As you’d expect very few subtitutions are made during the first half. If we assume that all substitutions made in the first half are due to injury then I think the first half stats are quite interesting. If players get injured before the 35th minute it appears that they are substituted. However, if they are injured a few minutes later they are given a few more minutes until half-time (and the fifteen minute break) to recover.
Last season 128 players came on during the half-time interval in the Premier League. Many of these were undoubtedly due to injuries sustained in the first-half, though I suspect the bulk of them were bold tactical moves from teams looking to claw back deficits. The most popular range to bring on players is 76-80. The most popular minute to bring on a player, if you exclude the 90th minute (last minute is often longer due to injury time) and half-time is the 76th minute.

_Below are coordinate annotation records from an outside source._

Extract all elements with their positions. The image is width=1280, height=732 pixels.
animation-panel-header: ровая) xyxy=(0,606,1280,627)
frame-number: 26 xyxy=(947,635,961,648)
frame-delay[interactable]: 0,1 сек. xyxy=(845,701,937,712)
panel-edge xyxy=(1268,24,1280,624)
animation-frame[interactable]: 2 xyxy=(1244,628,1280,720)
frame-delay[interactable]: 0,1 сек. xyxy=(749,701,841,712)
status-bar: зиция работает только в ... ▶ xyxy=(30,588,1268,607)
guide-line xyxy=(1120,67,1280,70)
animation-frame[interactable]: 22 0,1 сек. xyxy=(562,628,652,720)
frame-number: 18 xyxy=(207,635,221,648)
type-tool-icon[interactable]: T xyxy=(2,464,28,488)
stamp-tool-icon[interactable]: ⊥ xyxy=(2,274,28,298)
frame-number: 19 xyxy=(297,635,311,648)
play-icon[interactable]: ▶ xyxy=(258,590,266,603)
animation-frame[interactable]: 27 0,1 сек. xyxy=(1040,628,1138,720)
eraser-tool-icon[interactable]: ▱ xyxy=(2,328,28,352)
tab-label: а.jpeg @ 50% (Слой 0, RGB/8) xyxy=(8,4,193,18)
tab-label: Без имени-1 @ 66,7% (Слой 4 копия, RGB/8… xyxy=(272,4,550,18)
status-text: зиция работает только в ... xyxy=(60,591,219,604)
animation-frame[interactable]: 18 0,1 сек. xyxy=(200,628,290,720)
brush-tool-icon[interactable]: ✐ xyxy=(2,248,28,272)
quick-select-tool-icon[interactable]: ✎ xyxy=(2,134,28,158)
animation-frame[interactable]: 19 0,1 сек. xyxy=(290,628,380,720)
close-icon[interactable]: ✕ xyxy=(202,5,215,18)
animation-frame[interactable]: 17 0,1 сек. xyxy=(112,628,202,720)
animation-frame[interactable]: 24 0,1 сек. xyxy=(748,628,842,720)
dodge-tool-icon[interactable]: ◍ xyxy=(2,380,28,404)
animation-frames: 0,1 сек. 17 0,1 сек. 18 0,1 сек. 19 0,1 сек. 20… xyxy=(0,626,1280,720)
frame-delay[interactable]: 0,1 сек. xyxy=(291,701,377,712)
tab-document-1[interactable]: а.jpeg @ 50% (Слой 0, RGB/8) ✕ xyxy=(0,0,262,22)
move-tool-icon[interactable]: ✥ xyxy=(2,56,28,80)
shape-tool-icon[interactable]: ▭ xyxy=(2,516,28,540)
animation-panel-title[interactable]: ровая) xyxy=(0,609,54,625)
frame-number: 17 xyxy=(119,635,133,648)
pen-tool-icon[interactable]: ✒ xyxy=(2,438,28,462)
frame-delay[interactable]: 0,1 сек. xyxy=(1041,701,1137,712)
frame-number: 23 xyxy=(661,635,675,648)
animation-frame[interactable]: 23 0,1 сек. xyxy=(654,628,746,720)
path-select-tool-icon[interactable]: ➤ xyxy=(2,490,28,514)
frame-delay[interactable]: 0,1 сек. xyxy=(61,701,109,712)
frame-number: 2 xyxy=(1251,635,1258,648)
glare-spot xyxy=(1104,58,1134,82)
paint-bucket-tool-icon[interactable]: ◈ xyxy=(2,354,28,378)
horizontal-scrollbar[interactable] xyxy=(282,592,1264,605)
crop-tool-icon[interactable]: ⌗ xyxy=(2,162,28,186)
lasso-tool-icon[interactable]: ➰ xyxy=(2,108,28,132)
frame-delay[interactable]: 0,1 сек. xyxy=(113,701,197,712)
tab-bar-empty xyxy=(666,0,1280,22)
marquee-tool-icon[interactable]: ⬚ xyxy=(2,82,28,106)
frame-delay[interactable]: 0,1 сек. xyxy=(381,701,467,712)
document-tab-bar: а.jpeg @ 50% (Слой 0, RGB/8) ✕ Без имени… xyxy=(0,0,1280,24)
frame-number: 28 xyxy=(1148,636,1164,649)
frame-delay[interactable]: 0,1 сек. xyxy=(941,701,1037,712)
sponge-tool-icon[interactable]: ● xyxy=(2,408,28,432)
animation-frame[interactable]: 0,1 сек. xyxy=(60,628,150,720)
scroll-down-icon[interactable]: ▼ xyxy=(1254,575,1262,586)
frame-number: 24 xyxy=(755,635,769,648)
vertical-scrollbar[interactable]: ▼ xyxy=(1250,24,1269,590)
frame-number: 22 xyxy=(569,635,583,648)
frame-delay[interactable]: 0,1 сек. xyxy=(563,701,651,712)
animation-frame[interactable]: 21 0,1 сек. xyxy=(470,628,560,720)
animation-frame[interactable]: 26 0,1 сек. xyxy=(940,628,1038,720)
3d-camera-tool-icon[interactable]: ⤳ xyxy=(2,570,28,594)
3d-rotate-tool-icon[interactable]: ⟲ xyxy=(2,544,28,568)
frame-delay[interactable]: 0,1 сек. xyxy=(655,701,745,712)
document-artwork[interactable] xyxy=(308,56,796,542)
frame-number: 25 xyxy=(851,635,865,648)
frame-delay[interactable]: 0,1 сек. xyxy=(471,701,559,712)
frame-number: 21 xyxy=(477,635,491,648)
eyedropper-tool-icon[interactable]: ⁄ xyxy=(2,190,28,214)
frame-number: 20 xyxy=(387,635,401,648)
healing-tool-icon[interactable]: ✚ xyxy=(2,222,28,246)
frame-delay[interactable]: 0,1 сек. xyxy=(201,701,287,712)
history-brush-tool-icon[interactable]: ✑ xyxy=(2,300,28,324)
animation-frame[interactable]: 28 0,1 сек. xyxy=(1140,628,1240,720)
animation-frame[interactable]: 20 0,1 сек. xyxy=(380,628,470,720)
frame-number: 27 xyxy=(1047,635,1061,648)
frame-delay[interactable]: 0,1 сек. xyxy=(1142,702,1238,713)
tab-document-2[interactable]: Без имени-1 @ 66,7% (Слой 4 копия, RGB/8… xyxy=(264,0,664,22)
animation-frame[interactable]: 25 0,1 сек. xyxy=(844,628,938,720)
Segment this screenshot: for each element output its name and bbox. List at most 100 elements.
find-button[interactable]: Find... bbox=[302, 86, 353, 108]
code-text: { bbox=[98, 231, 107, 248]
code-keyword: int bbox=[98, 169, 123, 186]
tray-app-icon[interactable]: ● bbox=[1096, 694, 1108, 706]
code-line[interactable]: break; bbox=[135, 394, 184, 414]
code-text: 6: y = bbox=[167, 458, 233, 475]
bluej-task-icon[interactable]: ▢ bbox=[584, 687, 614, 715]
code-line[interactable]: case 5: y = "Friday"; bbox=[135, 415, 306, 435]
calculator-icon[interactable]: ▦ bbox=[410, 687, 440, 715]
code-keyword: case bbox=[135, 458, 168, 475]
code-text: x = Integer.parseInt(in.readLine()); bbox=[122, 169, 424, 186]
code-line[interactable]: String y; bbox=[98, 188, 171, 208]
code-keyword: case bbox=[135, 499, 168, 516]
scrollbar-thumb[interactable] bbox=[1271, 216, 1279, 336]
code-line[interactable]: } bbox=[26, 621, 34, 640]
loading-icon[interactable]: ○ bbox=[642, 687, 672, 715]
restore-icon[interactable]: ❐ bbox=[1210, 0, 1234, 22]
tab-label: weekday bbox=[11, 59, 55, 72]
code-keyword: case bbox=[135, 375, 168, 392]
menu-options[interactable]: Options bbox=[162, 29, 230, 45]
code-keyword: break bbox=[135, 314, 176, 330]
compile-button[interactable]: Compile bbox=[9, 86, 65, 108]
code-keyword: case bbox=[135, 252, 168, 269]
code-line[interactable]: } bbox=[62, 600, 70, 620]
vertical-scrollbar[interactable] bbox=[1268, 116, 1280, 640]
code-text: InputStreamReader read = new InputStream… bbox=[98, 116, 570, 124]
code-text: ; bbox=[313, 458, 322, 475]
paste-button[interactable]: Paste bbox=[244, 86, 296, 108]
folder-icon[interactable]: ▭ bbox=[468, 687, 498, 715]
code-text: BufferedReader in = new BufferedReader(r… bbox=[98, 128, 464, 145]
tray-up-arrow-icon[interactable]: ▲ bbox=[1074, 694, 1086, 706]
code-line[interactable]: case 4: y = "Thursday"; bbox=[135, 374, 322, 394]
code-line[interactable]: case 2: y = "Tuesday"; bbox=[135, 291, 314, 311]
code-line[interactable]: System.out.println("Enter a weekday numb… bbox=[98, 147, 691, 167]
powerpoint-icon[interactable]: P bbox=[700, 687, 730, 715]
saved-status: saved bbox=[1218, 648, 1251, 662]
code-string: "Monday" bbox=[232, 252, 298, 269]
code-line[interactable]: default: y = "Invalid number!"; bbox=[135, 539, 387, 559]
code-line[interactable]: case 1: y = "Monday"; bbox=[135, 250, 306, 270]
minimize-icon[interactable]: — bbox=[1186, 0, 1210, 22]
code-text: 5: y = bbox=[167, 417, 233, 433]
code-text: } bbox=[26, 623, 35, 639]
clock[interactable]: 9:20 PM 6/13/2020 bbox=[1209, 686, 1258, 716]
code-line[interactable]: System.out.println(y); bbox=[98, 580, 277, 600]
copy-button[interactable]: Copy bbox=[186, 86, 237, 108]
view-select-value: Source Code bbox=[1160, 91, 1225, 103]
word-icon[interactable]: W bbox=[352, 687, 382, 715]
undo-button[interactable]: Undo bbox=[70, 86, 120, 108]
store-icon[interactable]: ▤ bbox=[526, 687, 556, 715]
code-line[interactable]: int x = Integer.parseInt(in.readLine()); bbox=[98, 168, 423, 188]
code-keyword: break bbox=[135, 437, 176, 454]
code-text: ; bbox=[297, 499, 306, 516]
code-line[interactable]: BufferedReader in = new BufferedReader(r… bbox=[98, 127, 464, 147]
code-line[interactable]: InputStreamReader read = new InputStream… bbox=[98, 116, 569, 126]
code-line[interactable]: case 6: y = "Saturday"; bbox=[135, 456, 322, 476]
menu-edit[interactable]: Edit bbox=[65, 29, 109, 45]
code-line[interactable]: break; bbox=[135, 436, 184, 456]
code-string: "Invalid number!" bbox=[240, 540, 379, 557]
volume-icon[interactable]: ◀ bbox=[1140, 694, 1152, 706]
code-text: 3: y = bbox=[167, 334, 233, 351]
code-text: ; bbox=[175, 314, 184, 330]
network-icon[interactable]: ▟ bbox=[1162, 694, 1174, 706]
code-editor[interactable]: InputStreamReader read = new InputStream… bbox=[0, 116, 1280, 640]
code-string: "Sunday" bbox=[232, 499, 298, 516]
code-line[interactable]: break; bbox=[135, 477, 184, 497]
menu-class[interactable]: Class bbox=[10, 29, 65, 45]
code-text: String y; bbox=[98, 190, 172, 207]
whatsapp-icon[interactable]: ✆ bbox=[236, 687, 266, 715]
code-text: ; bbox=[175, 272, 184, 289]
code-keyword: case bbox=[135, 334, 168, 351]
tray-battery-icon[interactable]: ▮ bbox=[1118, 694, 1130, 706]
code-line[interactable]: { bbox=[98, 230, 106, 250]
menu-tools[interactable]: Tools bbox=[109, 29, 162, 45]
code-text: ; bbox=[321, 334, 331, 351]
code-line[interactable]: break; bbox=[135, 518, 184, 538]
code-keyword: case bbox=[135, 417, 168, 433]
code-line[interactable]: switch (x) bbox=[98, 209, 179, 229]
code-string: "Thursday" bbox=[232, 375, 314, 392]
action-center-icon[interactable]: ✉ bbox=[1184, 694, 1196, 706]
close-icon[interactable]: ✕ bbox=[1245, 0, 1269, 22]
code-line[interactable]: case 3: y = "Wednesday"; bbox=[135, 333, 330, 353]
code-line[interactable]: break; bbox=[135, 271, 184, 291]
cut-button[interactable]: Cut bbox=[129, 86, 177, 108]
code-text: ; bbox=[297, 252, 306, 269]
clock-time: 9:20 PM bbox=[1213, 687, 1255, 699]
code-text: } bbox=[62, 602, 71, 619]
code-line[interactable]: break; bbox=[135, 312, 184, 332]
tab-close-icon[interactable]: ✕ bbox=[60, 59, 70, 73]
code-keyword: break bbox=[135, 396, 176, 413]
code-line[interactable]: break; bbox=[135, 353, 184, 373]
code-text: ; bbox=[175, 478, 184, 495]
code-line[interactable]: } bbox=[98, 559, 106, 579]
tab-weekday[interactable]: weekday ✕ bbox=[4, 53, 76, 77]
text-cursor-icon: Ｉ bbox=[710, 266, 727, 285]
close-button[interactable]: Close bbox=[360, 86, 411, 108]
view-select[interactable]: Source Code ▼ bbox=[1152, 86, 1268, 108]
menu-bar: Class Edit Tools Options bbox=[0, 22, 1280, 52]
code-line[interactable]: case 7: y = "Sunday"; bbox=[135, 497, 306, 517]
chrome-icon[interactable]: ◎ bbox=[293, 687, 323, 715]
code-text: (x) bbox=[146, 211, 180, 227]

The above table shows the number of substitutions each Premier League side made as well as the average minute on which a subtitution was made. Each club had a permitted 114 substitutions to make each season (3 subs x 38 games) and most took full advantage of that with Bolton, Chelsea and West Brom making 107 substitutions last season. These three clubs left only seven substitutes unused during the campaign. The table also demonstrates that Tottenham boss Harry Redknapp appears to like making changes on the pitch as well as off it.